Il quesito
Risposta di: Biancamaria STIVANELLO

Le disposizioni contenute nell’art. 148 co. 8 T.U.I.R. impongono di indicare negli statuti – e di rispettare in concreto – una serie di clausole dirette a salvaguardare la finalità non lucrativa e la democraticità dell’ente associativo quale condizione per beneficiare della de-fiscalizzazione dei corrispettivi specifici di cui al comma 3 del medesimo art. 148 (ferme le altre condizioni ivi previste: possesso dei requisiti qualificanti, attività svolte in diretta attuazione degli scopi istituzionali rese nei confronti di soci, associati, tesserati).
Per quanto qui di interesse, tra le disposizioni indicate si evidenzia alla lett. c) la
“disciplina uniforme del rapporto associativo e delle modalità associative volte a garantire l’effettività del rapporto medesimo, escludendo espressamente la temporaneità della partecipazione alla vita associativa e prevedendo per gli associati o partecipanti maggiori di età il diritto di voto per l’approvazione e le modificazioni dello statuto e dei regolamenti e per la nomina degli organi direttivi dell’associazione”.
L’art. 90 l. 289/02, in ordine al contenuto degli statuti delle a.s.d., stabilisce, per quanto qui di interesse, al comma 18 lett.e) che le norme sull’ordinamento interno devono essere ispirate
a principi di democrazia e di uguaglianza dei diritti di tutti gli associati, con la previsione di elettività delle cariche sociali.
In entrambi i casi non si rinvengono prescrizioni specifiche sull’obbligatorietà di introdurre quote associative di uguale ammontare: lo scopo delle norme è quello di garantire l’effettività del rapporto e l’esercizio dei diritti partecipativi spettanti ai soci in condizioni di parità e uguaglianza.
Anche l’inciso uniformità del rapporto può essere letto in questo senso e non sembra richiedere necessariamente che l’importo della quota debba essere uguale; analogamente il principio di uguaglianza non deve necessariamente declinarsi nell’obbligo di fissare quote associative di identico ammontare.
L’importante è prevedere e garantire che a fronte di quote di adesione diverse non corrispondano diritti e prerogative diversi o limitazioni all’esercizio di tali diritti (voto in assemblea, elettorato attivo e passivo e così via) in ragione di una diversa categoria di appartenenza nella compagine sociale.
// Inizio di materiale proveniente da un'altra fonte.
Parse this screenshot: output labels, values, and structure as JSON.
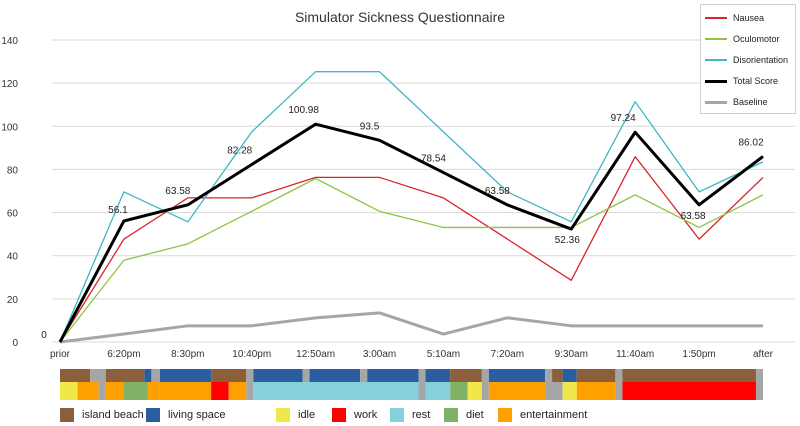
{
  "chart_data": {
    "type": "line",
    "title": "Simulator Sickness Questionnaire",
    "categories": [
      "prior",
      "6:20pm",
      "8:30pm",
      "10:40pm",
      "12:50am",
      "3:00am",
      "5:10am",
      "7:20am",
      "9:30am",
      "11:40am",
      "1:50pm",
      "after"
    ],
    "ylim": [
      0,
      140
    ],
    "yticks": [
      0,
      20,
      40,
      60,
      80,
      100,
      120,
      140
    ],
    "grid": true,
    "legend_position": "top-right",
    "series": [
      {
        "name": "Nausea",
        "color": "#d7262b",
        "values": [
          0,
          47.7,
          66.8,
          66.8,
          76.3,
          76.3,
          66.8,
          47.7,
          28.6,
          85.9,
          47.7,
          76.3
        ]
      },
      {
        "name": "Oculomotor",
        "color": "#8dc442",
        "values": [
          0,
          37.9,
          45.5,
          60.6,
          75.8,
          60.6,
          53.1,
          53.1,
          53.1,
          68.2,
          53.1,
          68.2
        ]
      },
      {
        "name": "Disorientation",
        "color": "#3fb8c4",
        "values": [
          0,
          69.6,
          55.7,
          97.4,
          125.3,
          125.3,
          97.4,
          69.6,
          55.7,
          111.4,
          69.6,
          83.5
        ]
      },
      {
        "name": "Total Score",
        "color": "#000000",
        "values": [
          0,
          56.1,
          63.58,
          82.28,
          100.98,
          93.5,
          78.54,
          63.58,
          52.36,
          97.24,
          63.58,
          86.02
        ]
      },
      {
        "name": "Baseline",
        "color": "#a6a6a6",
        "values": [
          0,
          3.7,
          7.5,
          7.5,
          11.2,
          13.5,
          3.7,
          11.2,
          7.5,
          7.5,
          7.5,
          7.5
        ]
      }
    ],
    "data_labels": [
      {
        "category": "prior",
        "text": "0"
      },
      {
        "category": "6:20pm",
        "text": "56.1"
      },
      {
        "category": "8:30pm",
        "text": "63.58"
      },
      {
        "category": "10:40pm",
        "text": "82.28"
      },
      {
        "category": "12:50am",
        "text": "100.98"
      },
      {
        "category": "3:00am",
        "text": "93.5"
      },
      {
        "category": "5:10am",
        "text": "78.54"
      },
      {
        "category": "7:20am",
        "text": "63.58"
      },
      {
        "category": "9:30am",
        "text": "52.36"
      },
      {
        "category": "11:40am",
        "text": "97.24"
      },
      {
        "category": "1:50pm",
        "text": "63.58"
      },
      {
        "category": "after",
        "text": "86.02"
      }
    ],
    "activity_bar": {
      "segments_location": [
        {
          "start": 0,
          "end": 4.3,
          "type": "island beach"
        },
        {
          "start": 4.3,
          "end": 6.5,
          "type": "gap"
        },
        {
          "start": 6.5,
          "end": 12.0,
          "type": "island beach"
        },
        {
          "start": 12.0,
          "end": 13.0,
          "type": "living space"
        },
        {
          "start": 13.0,
          "end": 14.2,
          "type": "gap"
        },
        {
          "start": 14.2,
          "end": 21.5,
          "type": "living space"
        },
        {
          "start": 21.5,
          "end": 26.5,
          "type": "island beach"
        },
        {
          "start": 26.5,
          "end": 27.5,
          "type": "gap"
        },
        {
          "start": 27.5,
          "end": 34.5,
          "type": "living space"
        },
        {
          "start": 34.5,
          "end": 35.5,
          "type": "gap"
        },
        {
          "start": 35.5,
          "end": 42.7,
          "type": "living space"
        },
        {
          "start": 42.7,
          "end": 43.7,
          "type": "gap"
        },
        {
          "start": 43.7,
          "end": 51.0,
          "type": "living space"
        },
        {
          "start": 51.0,
          "end": 52.0,
          "type": "gap"
        },
        {
          "start": 52.0,
          "end": 55.5,
          "type": "living space"
        },
        {
          "start": 55.5,
          "end": 60.0,
          "type": "island beach"
        },
        {
          "start": 60.0,
          "end": 61.0,
          "type": "gap"
        },
        {
          "start": 61.0,
          "end": 69.0,
          "type": "living space"
        },
        {
          "start": 69.0,
          "end": 70.0,
          "type": "gap"
        },
        {
          "start": 70.0,
          "end": 71.5,
          "type": "island beach"
        },
        {
          "start": 71.5,
          "end": 73.5,
          "type": "living space"
        },
        {
          "start": 73.5,
          "end": 79.0,
          "type": "island beach"
        },
        {
          "start": 79.0,
          "end": 80.0,
          "type": "gap"
        },
        {
          "start": 80.0,
          "end": 99.0,
          "type": "island beach"
        },
        {
          "start": 99.0,
          "end": 100,
          "type": "gap"
        }
      ],
      "segments_activity": [
        {
          "start": 0,
          "end": 2.5,
          "type": "idle"
        },
        {
          "start": 2.5,
          "end": 5.5,
          "type": "entertainment"
        },
        {
          "start": 5.5,
          "end": 6.5,
          "type": "gap"
        },
        {
          "start": 6.5,
          "end": 9.0,
          "type": "entertainment"
        },
        {
          "start": 9.0,
          "end": 12.5,
          "type": "diet"
        },
        {
          "start": 12.5,
          "end": 14.2,
          "type": "entertainment"
        },
        {
          "start": 14.2,
          "end": 21.5,
          "type": "entertainment"
        },
        {
          "start": 21.5,
          "end": 24.0,
          "type": "work"
        },
        {
          "start": 24.0,
          "end": 26.5,
          "type": "entertainment"
        },
        {
          "start": 26.5,
          "end": 27.5,
          "type": "gap"
        },
        {
          "start": 27.5,
          "end": 51.0,
          "type": "rest"
        },
        {
          "start": 51.0,
          "end": 52.0,
          "type": "gap"
        },
        {
          "start": 52.0,
          "end": 55.5,
          "type": "rest"
        },
        {
          "start": 55.5,
          "end": 58.0,
          "type": "diet"
        },
        {
          "start": 58.0,
          "end": 60.0,
          "type": "idle"
        },
        {
          "start": 60.0,
          "end": 61.0,
          "type": "gap"
        },
        {
          "start": 61.0,
          "end": 69.0,
          "type": "entertainment"
        },
        {
          "start": 69.0,
          "end": 71.5,
          "type": "gap"
        },
        {
          "start": 71.5,
          "end": 73.5,
          "type": "idle"
        },
        {
          "start": 73.5,
          "end": 79.0,
          "type": "entertainment"
        },
        {
          "start": 79.0,
          "end": 80.0,
          "type": "gap"
        },
        {
          "start": 80.0,
          "end": 99.0,
          "type": "work"
        },
        {
          "start": 99.0,
          "end": 100,
          "type": "gap"
        }
      ],
      "colors": {
        "island beach": "#8b5e3c",
        "living space": "#2a5ea0",
        "idle": "#f0e84a",
        "work": "#ff0000",
        "rest": "#86cfdc",
        "diet": "#7fb267",
        "entertainment": "#ffa000",
        "gap": "#a6a6a6"
      }
    },
    "bottom_legend": [
      {
        "label": "island beach",
        "color": "#8b5e3c"
      },
      {
        "label": "living space",
        "color": "#2a5ea0"
      },
      {
        "label": "idle",
        "color": "#f0e84a"
      },
      {
        "label": "work",
        "color": "#ff0000"
      },
      {
        "label": "rest",
        "color": "#86cfdc"
      },
      {
        "label": "diet",
        "color": "#7fb267"
      },
      {
        "label": "entertainment",
        "color": "#ffa000"
      }
    ]
  }
}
Va fatta salva l’eccezione agli obblighi di democraticità con riguardo ai soci minorenni per i quali la disposizione in esame non impone il diritto di voto, da riconoscersi obbligatoriamente solo ai soci maggiori di età [1]
La Circolare 18/E del 1/8/2018 al paragrafo 7.4 – nel precisare che elementi quali la limitazione del diritto di voto in assemblea dovuto alla presenza di categorie di associati privilegiati o la presenza di diverse quote associative alle quali corrisponda una differente posizione del socio, configurano comportamenti idonei a violare la clausola di democraticità – conferma, a contrario, che la presenza di quote diverse o di categorie di soci diversi di per sé non costituisce alcuna violazione degli obblighi purché appunto non si traduca in un diverso esercizio dei diritti derivanti dalla qualifica.
Pertanto, si ritiene che la previsione di importi differenziati delle quote associative o la previsione di diverse categorie di soci (ordinari, sostenitori, fondatori, junior ecc.) possa essere ammissibile nei seguenti termini:
- che sia deliberata dagli organi sociali in conformità alle regole statutarie;
- che sia giustificata dalle finalità istituzionali desumibili dalle attività e dagli scopi indicati nello statuto (come ad esempio l’incentivare la diffusione della pratica sportiva in determinate fasce di popolazione o il favorire l’avviamento allo sport da parte dei minori di età);
- che escluda, nella sistematica delle regole statutarie valutate nel loro complesso, limitazioni al diritto di voto o l’esercizio dei diritti spettanti ai soci in maniera differenziata.
[1] Sul punto si veda però Corte di Cassazione n. 23228/2017 che ha escluso la possibilità di derogare sull’esercizio dei diritti partecipativi degli associati in presenza di soci minorenni posto che gli stessi sono rappresentati ex lege dai genitori. La questione assume rilevanza soprattutto per quei sodalizi caratterizzati da una compagine sociale costituita prevalentemente da soci minori di età: la violazione del principio di democraticità è in questi casi potenzialmente concretizzabile e andranno pertanto valutate soluzioni che possano garantire il rispetto di tale principio, come ad esempio associare i genitori o riconoscere il diritto di voto in rappresentanza del minore, escluso l’elettorato passivo.